Comparison of short- and long-term proteomic response to the fast skeletal myosin inhibitor, EDG-5506, in Becker muscular dystrophy (BMD)


Clinical Trials

Poster Number: M145


Ben Barthel, PhD, Edgewise Therapeutics, Molly Madden, Edgewise Therapeutics, Liz Thaler, Edgewise Therapeutics, Marc Evanchik, Edgewise Therapeutics, Kevin Koch, Edgewise Therapeutics, Joanne Donovan, PhD, MD, Edgewise Therapeutics, Sam Collins, MD, Edgewise Therapeutics, Han Phan, MD, Rare Disease Research, Alan Russell, PhD, Edgewise Therapeutics

EDG-5506 is a selective inhibitor of fast skeletal muscle myosin, designed to protect skeletal muscle from contraction-induced injury in Becker and Duchenne muscular dystrophy. In a Phase I open-label extension study (ARCH, NCT05160415) adults with BMD (N=12) were administered 10-20 mg EDG-5506 daily for 12 months, which has been observed to be associated with short-term reductions in muscle injury biomarkers, including CK and TNNI2.

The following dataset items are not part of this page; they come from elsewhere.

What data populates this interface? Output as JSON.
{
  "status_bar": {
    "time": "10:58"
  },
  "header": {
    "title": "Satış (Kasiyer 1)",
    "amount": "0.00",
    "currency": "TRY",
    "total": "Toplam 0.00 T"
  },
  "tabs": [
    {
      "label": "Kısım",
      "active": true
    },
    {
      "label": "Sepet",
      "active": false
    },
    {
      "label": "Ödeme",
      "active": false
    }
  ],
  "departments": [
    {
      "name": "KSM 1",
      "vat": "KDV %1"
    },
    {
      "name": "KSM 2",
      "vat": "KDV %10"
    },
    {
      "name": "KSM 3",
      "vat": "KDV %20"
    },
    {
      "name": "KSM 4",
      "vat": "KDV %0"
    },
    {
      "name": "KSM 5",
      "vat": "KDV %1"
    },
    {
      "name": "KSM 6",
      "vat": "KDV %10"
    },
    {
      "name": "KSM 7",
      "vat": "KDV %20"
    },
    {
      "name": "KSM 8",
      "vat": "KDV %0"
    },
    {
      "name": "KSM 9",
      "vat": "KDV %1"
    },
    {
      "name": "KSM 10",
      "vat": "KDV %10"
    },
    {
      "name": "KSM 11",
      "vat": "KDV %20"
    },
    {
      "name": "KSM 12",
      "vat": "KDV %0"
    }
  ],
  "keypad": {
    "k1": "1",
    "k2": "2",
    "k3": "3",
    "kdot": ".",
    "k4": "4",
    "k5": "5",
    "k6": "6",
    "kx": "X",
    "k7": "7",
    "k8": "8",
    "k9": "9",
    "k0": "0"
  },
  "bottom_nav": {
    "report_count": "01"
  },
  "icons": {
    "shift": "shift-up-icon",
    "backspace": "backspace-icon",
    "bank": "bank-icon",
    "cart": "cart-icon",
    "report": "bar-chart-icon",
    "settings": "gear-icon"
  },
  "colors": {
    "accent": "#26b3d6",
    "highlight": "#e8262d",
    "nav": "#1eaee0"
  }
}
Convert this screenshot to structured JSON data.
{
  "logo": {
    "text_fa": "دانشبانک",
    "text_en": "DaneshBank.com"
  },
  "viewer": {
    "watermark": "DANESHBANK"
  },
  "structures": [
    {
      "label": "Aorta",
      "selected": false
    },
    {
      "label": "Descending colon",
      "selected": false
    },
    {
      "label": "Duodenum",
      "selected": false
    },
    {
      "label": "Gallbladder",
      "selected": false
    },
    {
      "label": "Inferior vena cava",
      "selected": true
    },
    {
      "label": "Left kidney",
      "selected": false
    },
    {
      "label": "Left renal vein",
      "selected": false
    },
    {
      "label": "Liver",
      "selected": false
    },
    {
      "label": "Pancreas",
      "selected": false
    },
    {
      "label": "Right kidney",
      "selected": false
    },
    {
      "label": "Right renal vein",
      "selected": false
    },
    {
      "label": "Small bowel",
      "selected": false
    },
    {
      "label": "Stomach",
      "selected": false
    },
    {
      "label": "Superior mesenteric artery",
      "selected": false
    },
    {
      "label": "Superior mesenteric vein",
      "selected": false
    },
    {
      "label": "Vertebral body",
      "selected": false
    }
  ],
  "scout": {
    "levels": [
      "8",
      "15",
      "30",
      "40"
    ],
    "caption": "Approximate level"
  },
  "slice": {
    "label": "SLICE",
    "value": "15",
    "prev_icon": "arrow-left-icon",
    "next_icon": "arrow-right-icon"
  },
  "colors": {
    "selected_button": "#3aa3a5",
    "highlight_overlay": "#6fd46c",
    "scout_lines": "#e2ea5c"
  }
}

Here, we validate the use of SOMAscan for quantitative measurement of CK and TNNI2. Additionally, we examine changes in CK, TNNI2, and an expanded set of muscle injury biomarkers with continued treatment and characterize the plasma proteomic changes characteristic of long-term EDG-5506 administration.

A strong, non-linear correlation between ELISA TNNI2 and SOMAscan values was observed (R2=0.96, p<0.0001). A similar relationship was discovered between circulating CK activity and the CKM somamer (R2=0.90, p<0.0001). Circulating TNNI2 levels decreased significantly after short-term EDG-5506 (1 – 2 months), with continued decreases at medium-term (2 – 6 months) and long-term (6 – 12 months) treatment periods. As with TNNI2, decreases from pre-dose baseline were seen after short-term treatment and were maintained or extended with longer treatment times. These results were confirmed with an expanded set of proteins specific to contraction-induced skeletal muscle injury. Cluster analysis of circulating protein changes from pre-dose baseline revealed a large subset of proteins that did not change after short-term treatment but did change after long-term treatment. This subset of proteins was highly enriched for pathways associated with immune and inflammatory processes. Several individual proteins associated with pro- or anti-inflammatory responses were shifted towards levels seen in unaffected individuals. Conclusions We validated the use of SOMAscan aptamers to measure CK and TNNI2 and demonstrated that reductions in muscle injury after short-term EDG-5506 therapy are maintained through long-term treatment. Further, we show that long-term treatment also results in changes to inflammatory signatures towards those of healthy individuals.